Tax revenues in African countries, on average, have remained at the same level during 2018 for the fifth consecutive year, with the ongoing COVID-19 crisis expected to significantly reduce public revenues across the region, according to a new report.

The 2020 edition of Revenue Statistics in Africa shows that the average tax-to-GDP ratio for the 30 participating countries remained unchanged for the fifth consecutive year, at 16.5%. With countries facing high levels of uncertainty due to the ongoing pandemic, African governments will need to carefully sequence their efforts to secure fiscal space for a strong and inclusive recovery and, once the health and economic crises are under control, mobilise additional domestic revenues to meet longer-term objectives.

The report, launched on Thursday during a virtual event, identifies a wide variation between the level and trajectory of public revenues across the 30 participating countries, including Chad, Lesotho, Malawi and Namibia for the first time. Tax-to-GDP ratios ranged from 6.3% in Equatorial Guinea and Nigeria to 32.4% in the Seychelles. The tax-to-GDP ratio exceeded 25% in four countries (Morocco, Seychelles, South Africa and Tunisia) and was less than 10% in five (Chad, the Republic of the Congo, the Democratic Republic of the Congo, Equatorial Guinea and Nigeria).

Between 2010 and 2018, the Africa (30) average tax-to-GDP ratio increased by 1.4 percentage points (p.p), with most of the growth occurring between 2010 and 2014. By comparison, the tax-to-GDP ratio in Latin America and the Caribbean (LAC) rose by 1.9 p.p. to 23.1% while the OECD’s average rose by 2.0 p.p. to 34.3% between 2010 and 2018. The report shows how taxes remain the largest source of public revenues in Africa and are typically more stable than non-tax revenues: average non-tax revenues fell from 8.3% to 6.5% of GDP between 2010 and 2018 due to declines in natural resource revenues and grants.

Taxes on goods and services were the main source of tax revenues among Africa (30) countries, accounting for 51.9% of total tax revenues on average in 2018; value-added tax alone accounted for 29.7% of total tax revenues. Revenues from corporate income tax, which tends to be more volatile than other taxes, are also high in Africa relative to other regions, at 19.2% of total taxation compared to 15.5% and 9.3% in the LAC and OECD areas, respectively.

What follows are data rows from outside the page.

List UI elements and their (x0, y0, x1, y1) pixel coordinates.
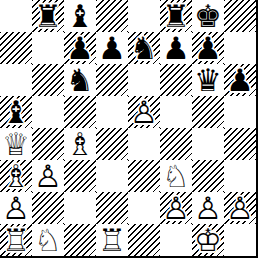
piece-white-queen: ♕ (0, 128, 32, 160)
square-d6[interactable] (96, 64, 128, 96)
piece-black-bishop: ♝ (64, 0, 96, 32)
square-e3[interactable] (128, 160, 160, 192)
square-f1[interactable] (160, 224, 192, 256)
piece-white-rook-backing: ♜ (0, 224, 32, 256)
piece-black-rook: ♜ (160, 0, 192, 32)
square-a6[interactable] (0, 64, 32, 96)
piece-white-pawn: ♙ (160, 192, 192, 224)
square-c2[interactable] (64, 192, 96, 224)
square-e4[interactable] (128, 128, 160, 160)
square-b2[interactable] (32, 192, 64, 224)
piece-black-queen-backing: ♛ (192, 64, 224, 96)
piece-white-knight-backing: ♞ (32, 224, 64, 256)
square-e8[interactable] (128, 0, 160, 32)
piece-white-king-backing: ♚ (192, 224, 224, 256)
square-e5[interactable]: ♟♙ (128, 96, 160, 128)
piece-black-bishop: ♝ (0, 96, 32, 128)
piece-white-bishop: ♗ (64, 128, 96, 160)
piece-black-pawn-backing: ♟ (160, 32, 192, 64)
square-g1[interactable]: ♚♔ (192, 224, 224, 256)
square-h3[interactable] (224, 160, 256, 192)
square-f2[interactable]: ♟♙ (160, 192, 192, 224)
square-b3[interactable]: ♟♙ (32, 160, 64, 192)
square-b5[interactable] (32, 96, 64, 128)
square-c4[interactable]: ♝♗ (64, 128, 96, 160)
square-e7[interactable]: ♞♞ (128, 32, 160, 64)
piece-white-pawn-backing: ♟ (32, 160, 64, 192)
square-f8[interactable]: ♜♜ (160, 0, 192, 32)
square-e2[interactable] (128, 192, 160, 224)
piece-black-bishop-backing: ♝ (0, 96, 32, 128)
square-d8[interactable] (96, 0, 128, 32)
square-g4[interactable] (192, 128, 224, 160)
square-c3[interactable] (64, 160, 96, 192)
square-b8[interactable]: ♜♜ (32, 0, 64, 32)
piece-white-pawn-backing: ♟ (224, 192, 256, 224)
square-d5[interactable] (96, 96, 128, 128)
square-b4[interactable] (32, 128, 64, 160)
square-g2[interactable]: ♟♙ (192, 192, 224, 224)
square-a5[interactable]: ♝♝ (0, 96, 32, 128)
piece-black-rook-backing: ♜ (160, 0, 192, 32)
piece-black-king-backing: ♚ (192, 0, 224, 32)
piece-white-pawn: ♙ (32, 160, 64, 192)
piece-black-pawn-backing: ♟ (224, 64, 256, 96)
piece-white-bishop-backing: ♝ (64, 128, 96, 160)
square-f5[interactable] (160, 96, 192, 128)
piece-black-king: ♚ (192, 0, 224, 32)
square-g8[interactable]: ♚♚ (192, 0, 224, 32)
piece-black-pawn: ♟ (96, 32, 128, 64)
square-a8[interactable] (0, 0, 32, 32)
square-c1[interactable] (64, 224, 96, 256)
piece-black-pawn: ♟ (160, 32, 192, 64)
square-b7[interactable] (32, 32, 64, 64)
square-f3[interactable]: ♞♘ (160, 160, 192, 192)
square-g7[interactable]: ♟♟ (192, 32, 224, 64)
piece-white-knight-backing: ♞ (160, 160, 192, 192)
piece-white-pawn-backing: ♟ (192, 192, 224, 224)
square-e1[interactable] (128, 224, 160, 256)
piece-black-queen: ♛ (192, 64, 224, 96)
square-h7[interactable] (224, 32, 256, 64)
square-b1[interactable]: ♞♘ (32, 224, 64, 256)
square-f6[interactable] (160, 64, 192, 96)
square-d4[interactable] (96, 128, 128, 160)
square-h6[interactable]: ♟♟ (224, 64, 256, 96)
square-c5[interactable] (64, 96, 96, 128)
piece-white-pawn-backing: ♟ (160, 192, 192, 224)
square-f7[interactable]: ♟♟ (160, 32, 192, 64)
piece-black-pawn: ♟ (64, 32, 96, 64)
piece-black-rook-backing: ♜ (32, 0, 64, 32)
square-g5[interactable] (192, 96, 224, 128)
piece-white-knight: ♘ (160, 160, 192, 192)
piece-white-queen-backing: ♛ (0, 128, 32, 160)
piece-white-rook: ♖ (96, 224, 128, 256)
piece-white-bishop-backing: ♝ (0, 160, 32, 192)
piece-black-knight-backing: ♞ (64, 64, 96, 96)
piece-white-bishop: ♗ (0, 160, 32, 192)
square-h4[interactable] (224, 128, 256, 160)
square-d7[interactable]: ♟♟ (96, 32, 128, 64)
piece-black-knight: ♞ (128, 32, 160, 64)
piece-white-pawn: ♙ (0, 192, 32, 224)
square-h1[interactable] (224, 224, 256, 256)
piece-black-pawn-backing: ♟ (192, 32, 224, 64)
piece-white-pawn-backing: ♟ (128, 96, 160, 128)
piece-black-bishop-backing: ♝ (64, 0, 96, 32)
piece-black-pawn-backing: ♟ (64, 32, 96, 64)
square-h2[interactable]: ♟♙ (224, 192, 256, 224)
square-h8[interactable] (224, 0, 256, 32)
piece-white-pawn: ♙ (128, 96, 160, 128)
chess-board: ♜♜♝♝♜♜♚♚♟♟♟♟♞♞♟♟♟♟♞♞♛♛♟♟♝♝♟♙♛♕♝♗♝♗♟♙♞♘♟♙… (0, 0, 256, 256)
square-b6[interactable] (32, 64, 64, 96)
square-a1[interactable]: ♜♖ (0, 224, 32, 256)
square-c7[interactable]: ♟♟ (64, 32, 96, 64)
piece-white-rook-backing: ♜ (96, 224, 128, 256)
square-h5[interactable] (224, 96, 256, 128)
piece-white-pawn-backing: ♟ (0, 192, 32, 224)
piece-white-pawn: ♙ (192, 192, 224, 224)
square-d1[interactable]: ♜♖ (96, 224, 128, 256)
piece-white-pawn: ♙ (224, 192, 256, 224)
piece-black-knight-backing: ♞ (128, 32, 160, 64)
square-a4[interactable]: ♛♕ (0, 128, 32, 160)
square-g6[interactable]: ♛♛ (192, 64, 224, 96)
piece-black-pawn-backing: ♟ (96, 32, 128, 64)
piece-black-pawn: ♟ (224, 64, 256, 96)
square-c8[interactable]: ♝♝ (64, 0, 96, 32)
square-e6[interactable] (128, 64, 160, 96)
square-a2[interactable]: ♟♙ (0, 192, 32, 224)
piece-white-king: ♔ (192, 224, 224, 256)
square-d2[interactable] (96, 192, 128, 224)
square-a3[interactable]: ♝♗ (0, 160, 32, 192)
square-g3[interactable] (192, 160, 224, 192)
piece-black-pawn: ♟ (192, 32, 224, 64)
square-f4[interactable] (160, 128, 192, 160)
chess-diagram: ♜♜♝♝♜♜♚♚♟♟♟♟♞♞♟♟♟♟♞♞♛♛♟♟♝♝♟♙♛♕♝♗♝♗♟♙♞♘♟♙… (0, 0, 258, 258)
square-a7[interactable] (0, 32, 32, 64)
piece-black-rook: ♜ (32, 0, 64, 32)
square-d3[interactable] (96, 160, 128, 192)
piece-black-knight: ♞ (64, 64, 96, 96)
piece-white-rook: ♖ (0, 224, 32, 256)
piece-white-knight: ♘ (32, 224, 64, 256)
square-c6[interactable]: ♞♞ (64, 64, 96, 96)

By contrast, social security contributions and personal income taxes are comparatively low in Africa.

The report contains a special feature about domestic resource mobilisation during and after the COVID-19 pandemic. This examines the fiscal policy responses of countries to the pandemic and explains the importance of continuing support for households and businesses as fiscal positions allow, ensuring the effectiveness of these measures through appropriate targeting, and of monitoring their impact. It also discusses the potential contribution of the African Continental Free Trade Area (AfCFTA) to the region’s resilience and economic recovery.

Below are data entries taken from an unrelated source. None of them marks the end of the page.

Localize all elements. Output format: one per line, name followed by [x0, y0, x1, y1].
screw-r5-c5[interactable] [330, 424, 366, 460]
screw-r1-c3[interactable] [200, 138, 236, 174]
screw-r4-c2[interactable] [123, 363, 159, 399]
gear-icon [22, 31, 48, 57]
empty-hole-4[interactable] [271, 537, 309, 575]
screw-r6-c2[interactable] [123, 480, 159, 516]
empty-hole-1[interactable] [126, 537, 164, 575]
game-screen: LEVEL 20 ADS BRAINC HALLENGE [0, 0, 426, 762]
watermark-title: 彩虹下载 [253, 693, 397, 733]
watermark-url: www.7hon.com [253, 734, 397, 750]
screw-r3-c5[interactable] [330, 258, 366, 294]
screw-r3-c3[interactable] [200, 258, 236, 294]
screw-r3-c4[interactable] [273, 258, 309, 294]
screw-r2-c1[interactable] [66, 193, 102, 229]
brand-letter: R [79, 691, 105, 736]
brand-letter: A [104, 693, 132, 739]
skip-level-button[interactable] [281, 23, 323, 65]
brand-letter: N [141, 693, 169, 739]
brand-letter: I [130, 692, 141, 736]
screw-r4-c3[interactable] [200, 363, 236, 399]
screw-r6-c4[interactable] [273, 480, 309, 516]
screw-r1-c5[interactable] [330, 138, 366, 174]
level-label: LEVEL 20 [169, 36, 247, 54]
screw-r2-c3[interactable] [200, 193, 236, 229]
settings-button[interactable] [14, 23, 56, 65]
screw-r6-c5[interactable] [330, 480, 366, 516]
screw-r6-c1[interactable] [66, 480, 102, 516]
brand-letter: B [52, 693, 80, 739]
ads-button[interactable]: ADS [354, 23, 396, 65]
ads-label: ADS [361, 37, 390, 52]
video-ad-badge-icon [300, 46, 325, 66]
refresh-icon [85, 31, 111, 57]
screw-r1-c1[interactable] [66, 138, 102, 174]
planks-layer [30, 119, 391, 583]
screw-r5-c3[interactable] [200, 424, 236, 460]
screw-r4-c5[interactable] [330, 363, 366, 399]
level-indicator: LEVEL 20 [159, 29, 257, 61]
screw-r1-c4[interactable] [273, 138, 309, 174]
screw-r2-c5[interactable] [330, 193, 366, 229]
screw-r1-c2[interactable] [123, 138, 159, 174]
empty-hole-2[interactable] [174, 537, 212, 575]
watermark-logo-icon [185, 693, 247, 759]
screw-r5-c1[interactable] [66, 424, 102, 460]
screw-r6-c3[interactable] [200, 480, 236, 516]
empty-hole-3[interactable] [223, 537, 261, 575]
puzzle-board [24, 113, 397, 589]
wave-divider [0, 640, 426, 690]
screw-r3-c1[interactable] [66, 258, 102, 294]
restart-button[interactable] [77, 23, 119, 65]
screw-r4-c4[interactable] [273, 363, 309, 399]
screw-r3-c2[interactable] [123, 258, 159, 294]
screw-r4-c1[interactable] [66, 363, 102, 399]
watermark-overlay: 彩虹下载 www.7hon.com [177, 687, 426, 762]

Revenue Statistics in Africa is a joint initiative between the Centre for Tax Policy and Administration of the Organisation for Economic Co-operation and Development (OECD), the OECD Development Centre, the African Tax Administration Forum (ATAF) and the African Union Commission (AUC), with technical support from the African Development Bank (ADB) and the Cercle de Réflexion et d’Échange des Dirigeants des Administrations fiscales (CREDAF). The 2020 edition received financial support from the governments of Ireland, Japan, Luxembourg, Norway, Sweden and the United Kingdom.